Europese opsporingsdiensten vinden connectielogs en IP-adressen de belangrijkste soorten gegevens bij onderzoeken naar criminele activiteiten. Locatiegegevens en betalingsdata zijn juist niet zo belangrijk voor onderzoeken.
Dat meldt Europol in zijn jaarlijkse Sirius European Union Digital Evidence Situation Report op basis van verklaringen van opsporingsdiensten van lidstaten. De conclusies komen overeen met ondervindingen uit eerdere rapporten. Opsporingsdiensten zijn naar eigen zeggen het afhankelijkst van informatie uit de vermelde logbestanden voor onderzoeken.

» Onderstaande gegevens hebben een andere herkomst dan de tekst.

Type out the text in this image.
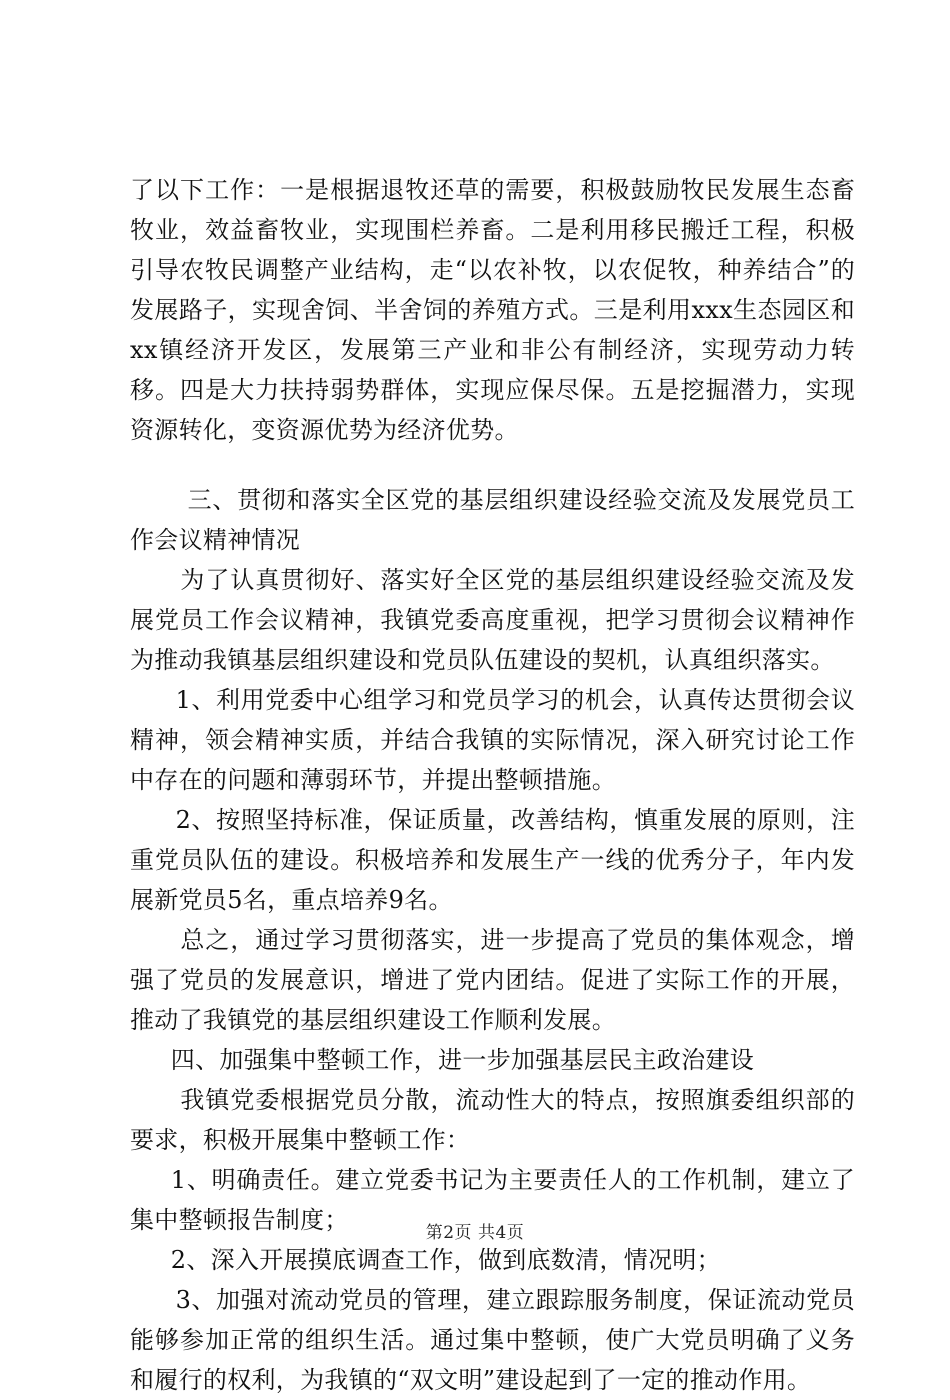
了以下工作：一是根据退牧还草的需要，积极鼓励牧民发展生态畜牧业，效益畜牧业，实现围栏养畜。二是利用移民搬迁工程，积极引导农牧民调整产业结构，走“以农补牧，以农促牧，种养结合”的发展路子，实现舍饲、半舍饲的养殖方式。三是利用xxx生态园区和xx镇经济开发区，发展第三产业和非公有制经济，实现劳动力转移。四是大力扶持弱势群体，实现应保尽保。五是挖掘潜力，实现资源转化，变资源优势为经济优势。

三、贯彻和落实全区党的基层组织建设经验交流及发展党员工作会议精神情况

为了认真贯彻好、落实好全区党的基层组织建设经验交流及发展党员工作会议精神，我镇党委高度重视，把学习贯彻会议精神作为推动我镇基层组织建设和党员队伍建设的契机，认真组织落实。

1、利用党委中心组学习和党员学习的机会，认真传达贯彻会议精神，领会精神实质，并结合我镇的实际情况，深入研究讨论工作中存在的问题和薄弱环节，并提出整顿措施。

2、按照坚持标准，保证质量，改善结构，慎重发展的原则，注重党员队伍的建设。积极培养和发展生产一线的优秀分子，年内发展新党员5名，重点培养9名。

总之，通过学习贯彻落实，进一步提高了党员的集体观念，增强了党员的发展意识，增进了党内团结。促进了实际工作的开展，推动了我镇党的基层组织建设工作顺利发展。

四、加强集中整顿工作，进一步加强基层民主政治建设

我镇党委根据党员分散，流动性大的特点，按照旗委组织部的要求，积极开展集中整顿工作：

1、明确责任。建立党委书记为主要责任人的工作机制，建立了集中整顿报告制度；

2、深入开展摸底调查工作，做到底数清，情况明；

3、加强对流动党员的管理，建立跟踪服务制度，保证流动党员能够参加正常的组织生活。通过集中整顿，使广大党员明确了义务和履行的权利，为我镇的“双文明”建设起到了一定的推动作用。

第2页 共4页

Dergelijke logs bevatten informatie over de datum, de tijd en het gebruikte IP-adres, bijvoorbeeld als een persoon verbinding maakt met een bepaalde dienst.
Contentdata blijft een relatief onbelangrijke bron voor onderzoeken van opsporingsdiensten. Contentgegevens, zoals foto's en de inhoud van e-mails, zijn in zestien procent van de onderzoeken van groot belang, net als de geboortedatum van een persoon. Locatiegegevens van een apparaat worden in nog minder gevallen als allerbelangrijkst voor onderzoeken aangeduid.
Uit het rapport blijkt verder dat Duitsland met ruim 100.000 verzoeken met afstand de meeste dataverzoeken doet bij serviceproviders. De eerstvolgende in dit rijtje is Frankrijk, met nog geen 30.000 verzoeken. Nederland staat op de tiende plek met net geen 3000 dataverzoeken. Verreweg de meeste van deze verzoeken werden bij Google ingediend; het bedrijf ontving net geen 110.000 verzoeken om data met opsporingsdiensten te delen. Meta moest ruim 83.000 verzoeken verwerken en Snapchat ruim 14.000.
Eurocommissaris Ylva Johansson schrijft in het rapport: "Toegang van politie tot data kan een zaak van leven en dood zijn. Elke dag zijn er levens afhankelijk van dat politie de juiste IP-adressen en locatiegegevens vindt." Johansson ontving eerder nog de kritische juryprijs Big Brother Award van Bits of Freedom, merkt Security.nl op.